Blisko ludziRozliczają się co do złotówki. Ewelina ma dosyć takiego związku

Rozliczają się co do złotówki. Ewelina ma dosyć takiego związku

Rozliczają się co do złotówki. Ewelina ma dosyć takiego związku
Źródło zdjęć: © Getty Images
Klaudia Stabach

05.05.2020 19:57, aktual.: 05.05.2020 21:09

Zalogowani mogą więcej

Możesz zapisać ten artykuł na później. Znajdziesz go potem na swoim koncie użytkownika

Chłopak Eweliny wychodzi z założenia, że w związku każdy powinien płacić za swoje wydatki. Mężczyzna prosi ukochaną o zwrot pieniędzy nawet za drobny zakup, jak np. lody na mieście. Ewelina nie ukrywa, że coraz bardziej irytuje ją podejście partnera i ma wrażenie, że liczenie pieniędzy to jego główne zajęcie.

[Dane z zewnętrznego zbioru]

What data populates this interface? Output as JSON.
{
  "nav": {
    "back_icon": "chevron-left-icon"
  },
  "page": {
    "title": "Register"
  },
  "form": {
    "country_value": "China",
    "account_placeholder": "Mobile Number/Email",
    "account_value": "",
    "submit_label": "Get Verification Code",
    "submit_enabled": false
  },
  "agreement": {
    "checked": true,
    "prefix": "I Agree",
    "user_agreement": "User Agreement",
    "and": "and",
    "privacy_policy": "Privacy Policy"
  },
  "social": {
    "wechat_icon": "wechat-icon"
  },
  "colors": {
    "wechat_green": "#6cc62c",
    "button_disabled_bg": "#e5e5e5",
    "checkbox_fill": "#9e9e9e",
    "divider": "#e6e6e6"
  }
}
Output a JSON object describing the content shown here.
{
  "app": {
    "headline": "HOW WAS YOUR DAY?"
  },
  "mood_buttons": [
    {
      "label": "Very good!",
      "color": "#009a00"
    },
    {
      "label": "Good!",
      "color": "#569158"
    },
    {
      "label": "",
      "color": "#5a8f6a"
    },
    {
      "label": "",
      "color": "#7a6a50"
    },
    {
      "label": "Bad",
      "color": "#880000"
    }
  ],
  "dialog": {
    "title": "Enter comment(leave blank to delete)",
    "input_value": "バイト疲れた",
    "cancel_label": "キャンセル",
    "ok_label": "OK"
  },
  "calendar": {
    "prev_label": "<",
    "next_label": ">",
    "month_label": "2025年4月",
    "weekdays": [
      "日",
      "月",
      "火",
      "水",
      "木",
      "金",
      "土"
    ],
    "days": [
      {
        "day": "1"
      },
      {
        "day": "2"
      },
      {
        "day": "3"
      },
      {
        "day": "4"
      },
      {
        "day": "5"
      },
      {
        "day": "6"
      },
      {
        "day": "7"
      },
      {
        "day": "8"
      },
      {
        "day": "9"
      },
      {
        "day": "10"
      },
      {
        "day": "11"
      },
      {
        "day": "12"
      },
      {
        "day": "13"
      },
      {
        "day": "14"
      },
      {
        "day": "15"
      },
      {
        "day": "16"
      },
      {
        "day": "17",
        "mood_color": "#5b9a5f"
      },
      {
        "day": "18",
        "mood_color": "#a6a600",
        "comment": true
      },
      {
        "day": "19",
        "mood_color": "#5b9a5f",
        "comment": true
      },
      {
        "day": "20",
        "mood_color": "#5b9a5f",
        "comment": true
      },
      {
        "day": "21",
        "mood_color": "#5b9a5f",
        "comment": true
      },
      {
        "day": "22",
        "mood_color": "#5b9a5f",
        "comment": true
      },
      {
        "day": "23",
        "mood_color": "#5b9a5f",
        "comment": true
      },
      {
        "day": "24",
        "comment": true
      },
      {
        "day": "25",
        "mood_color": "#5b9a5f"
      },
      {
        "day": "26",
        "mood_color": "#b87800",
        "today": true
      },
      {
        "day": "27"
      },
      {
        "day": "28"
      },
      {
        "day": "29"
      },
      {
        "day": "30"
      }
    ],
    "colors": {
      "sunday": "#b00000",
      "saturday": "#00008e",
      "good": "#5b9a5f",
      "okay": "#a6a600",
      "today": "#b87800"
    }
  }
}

Ewelina twierdzi, że generalnie jej związek jest udany i dobrze dogaduje się ze swoim chłopakiem. Jedyną kwestią, która ich różni, jest podejście do pieniędzy. Para obecnie studiuje i oprócz zarobków z dorywczej pracy, każde z nich dostaje kieszonkowe od rodziców.

Problemy z pieniędzmi w związku

"Dla mnie wartości materialne nie mają jakiegoś wielkiego znaczenia. W poprzednich związkach normalnie było – raz płacę ja, raz ty, nikt nikomu nic nie wypomina. Żyliśmy ze sobą i rozliczenia nie miały najmniejszego sensu. Tutaj jednak jest kompletnie inaczej. To chore. Idziemy na lody, ja płacę za swojego, on za swojego, do kina – to samo. Cały ten związek to jedno wielkie rozliczanie się ze wszystkiego" – opowiada autorka wpisu na forum WP Kafeteria.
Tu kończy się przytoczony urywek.